Abstract: Factors contributing satisfaction of work and job training among older Asian workers (Society for Social Work and Research 14th Annual Conference: Social Work Research: A WORLD OF POSSIBILITIES)

11788 Factors contributing satisfaction of work and job training among older Asian workers

Sunday, January 17, 2010: 11:15 AM
Pacific Concourse O (Hyatt Regency)
* noted as presenting author
Eun Jeong Lee, MPA , National Asian Pacific Center on Aging, Director of LA Center, Ph.D. in Social Welfare, Arcadia, CA
Purpose: In the next few years, older workers will constitute a higher proportion of working population. Increasing numbers of older worker can be explained by several reasons. People are living longer than ever before, and the amended Social Security Act have encouraged delayed retirement. In addition, most people in the U.S. previously considered retirement as a complete withdrawal from full-time work, but some older workers now want to reenter the labor market with part-time employment. However, older workers have been insufficiently studied in social work. The concerns of older workers are very important given that the age of individuals in the labor market is increasing. Therefore, the research question in this study is what factors are related to the satisfaction of work environment and job training among older Asian workers. The author indentifies the factors such as training conditions, interpersonal relationships, job readiness, and demographic characteristics.

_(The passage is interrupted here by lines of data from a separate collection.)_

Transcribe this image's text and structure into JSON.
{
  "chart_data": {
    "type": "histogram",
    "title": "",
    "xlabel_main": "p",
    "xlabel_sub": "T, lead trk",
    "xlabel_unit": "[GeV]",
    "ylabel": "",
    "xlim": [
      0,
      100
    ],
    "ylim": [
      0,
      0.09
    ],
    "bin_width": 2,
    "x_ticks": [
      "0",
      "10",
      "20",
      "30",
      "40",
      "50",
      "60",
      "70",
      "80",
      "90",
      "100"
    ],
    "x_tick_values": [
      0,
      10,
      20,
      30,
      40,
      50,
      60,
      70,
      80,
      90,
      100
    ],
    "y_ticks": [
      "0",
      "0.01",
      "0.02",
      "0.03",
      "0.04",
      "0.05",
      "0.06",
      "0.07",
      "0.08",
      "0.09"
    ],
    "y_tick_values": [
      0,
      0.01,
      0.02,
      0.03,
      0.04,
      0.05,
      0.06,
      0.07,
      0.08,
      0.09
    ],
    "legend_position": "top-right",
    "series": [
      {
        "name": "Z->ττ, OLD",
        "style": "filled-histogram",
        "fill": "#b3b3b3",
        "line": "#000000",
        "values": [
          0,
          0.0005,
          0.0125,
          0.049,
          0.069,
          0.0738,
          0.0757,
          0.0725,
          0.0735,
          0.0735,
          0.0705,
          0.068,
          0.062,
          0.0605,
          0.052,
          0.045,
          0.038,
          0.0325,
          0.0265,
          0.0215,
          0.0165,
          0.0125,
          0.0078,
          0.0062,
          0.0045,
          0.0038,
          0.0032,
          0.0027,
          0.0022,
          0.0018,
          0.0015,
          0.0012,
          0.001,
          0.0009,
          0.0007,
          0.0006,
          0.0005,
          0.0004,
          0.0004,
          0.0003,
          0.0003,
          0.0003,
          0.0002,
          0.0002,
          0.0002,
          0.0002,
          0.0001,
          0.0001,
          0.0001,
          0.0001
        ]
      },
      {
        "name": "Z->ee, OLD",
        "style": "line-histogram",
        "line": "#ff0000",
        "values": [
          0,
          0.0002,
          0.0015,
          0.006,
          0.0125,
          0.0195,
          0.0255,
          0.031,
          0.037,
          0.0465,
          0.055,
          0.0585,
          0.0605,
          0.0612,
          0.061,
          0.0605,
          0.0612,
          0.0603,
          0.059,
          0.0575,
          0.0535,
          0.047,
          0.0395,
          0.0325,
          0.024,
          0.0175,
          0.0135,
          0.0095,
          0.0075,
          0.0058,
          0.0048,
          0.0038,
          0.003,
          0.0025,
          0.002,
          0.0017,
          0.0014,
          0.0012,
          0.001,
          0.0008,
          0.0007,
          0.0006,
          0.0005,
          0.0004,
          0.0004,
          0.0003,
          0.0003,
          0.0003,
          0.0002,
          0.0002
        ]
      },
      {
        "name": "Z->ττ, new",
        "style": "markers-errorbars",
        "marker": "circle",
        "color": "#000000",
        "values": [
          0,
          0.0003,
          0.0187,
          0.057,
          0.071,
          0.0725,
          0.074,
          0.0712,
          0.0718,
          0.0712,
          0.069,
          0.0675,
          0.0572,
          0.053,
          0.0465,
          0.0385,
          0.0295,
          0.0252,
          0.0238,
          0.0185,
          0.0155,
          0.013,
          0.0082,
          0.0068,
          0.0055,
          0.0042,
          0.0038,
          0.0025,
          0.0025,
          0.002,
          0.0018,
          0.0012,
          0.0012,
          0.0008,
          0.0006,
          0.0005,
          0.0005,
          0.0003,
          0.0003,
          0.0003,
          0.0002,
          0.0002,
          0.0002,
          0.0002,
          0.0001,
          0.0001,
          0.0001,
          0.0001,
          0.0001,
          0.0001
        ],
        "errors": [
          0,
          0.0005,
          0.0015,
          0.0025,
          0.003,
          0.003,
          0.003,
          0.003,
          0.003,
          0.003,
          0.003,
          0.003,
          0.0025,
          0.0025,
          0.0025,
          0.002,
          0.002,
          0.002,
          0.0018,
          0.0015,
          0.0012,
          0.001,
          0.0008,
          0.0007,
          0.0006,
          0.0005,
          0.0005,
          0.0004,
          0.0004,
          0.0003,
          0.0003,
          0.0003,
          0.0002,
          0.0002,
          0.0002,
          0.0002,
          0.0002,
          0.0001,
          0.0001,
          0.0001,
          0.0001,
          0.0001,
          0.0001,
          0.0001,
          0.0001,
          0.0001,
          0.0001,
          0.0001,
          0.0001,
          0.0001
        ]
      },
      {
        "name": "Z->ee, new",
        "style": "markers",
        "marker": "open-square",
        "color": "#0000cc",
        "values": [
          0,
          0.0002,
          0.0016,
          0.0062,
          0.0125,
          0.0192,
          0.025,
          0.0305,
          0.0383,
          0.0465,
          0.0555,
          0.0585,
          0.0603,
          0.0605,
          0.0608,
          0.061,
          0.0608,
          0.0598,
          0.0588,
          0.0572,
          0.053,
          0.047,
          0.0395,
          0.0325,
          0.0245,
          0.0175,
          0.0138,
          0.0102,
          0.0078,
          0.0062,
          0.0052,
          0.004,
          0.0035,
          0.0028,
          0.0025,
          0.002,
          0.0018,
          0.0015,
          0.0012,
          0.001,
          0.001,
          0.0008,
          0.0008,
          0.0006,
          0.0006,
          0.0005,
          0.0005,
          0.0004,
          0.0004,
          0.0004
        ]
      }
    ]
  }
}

Methods: With the survey research method, the data was collected from SCSEP, which is the federally-funded job training program for people ages 55 years and above, whose incomes fall at or below 125 percent of poverty guidelines. SCSEP provides individualized job training based on the goals and desired job of each participant through work experiences in a real work environment. Therefore, SCSEP is a good place to look at the needs of older Asian workers, who want to reenter the U.S. labor market. A total of 148 SCSEP participants in two cities, New York City and Los Angeles, participated in this study. The program satisfaction was the dependent variable and was compiled from five items using the Likert-scale. The Cronbach's alpha for the items of program satisfaction was 0.799. Bivariate analyses were conducted to test hypotheses, and Ordinary Least Squares (OLS) multiple regression analysis was used with two models of predictor groups. The first model in OLS was participants' demographic variables, and the second model added training components.

Results: The results show that program satisfaction was associated with the degree of match between assigned and desired trainings, the degree of new skills learned, relationship with supervisors and coworkers, and job readiness and English fluency. The use of participants' primary language in training sites and employment barriers are not statistically significant. Among demographic factors, age and gender are statistically supported. In OLS, this study identifies that factors directly related to job training and work components have more impact on program satisfaction than participants' demographic characteristics.

Implications: The roles of occupational social workers are found in various job training settings. The intervention by occupational social work was limited to apply to employees at workplaces, but it should be expanded to people who are unemployed and want to re-enter the workforce. This study offers insights about the appropriate job training and needs identified by older Asian workers and how work environment may promote older workers' satisfaction. Therefore, this is important for occupational social workers in advocating and supporting older workers' needs and for employers and organizations in successfully recruiting and retaining older workers in the labor market.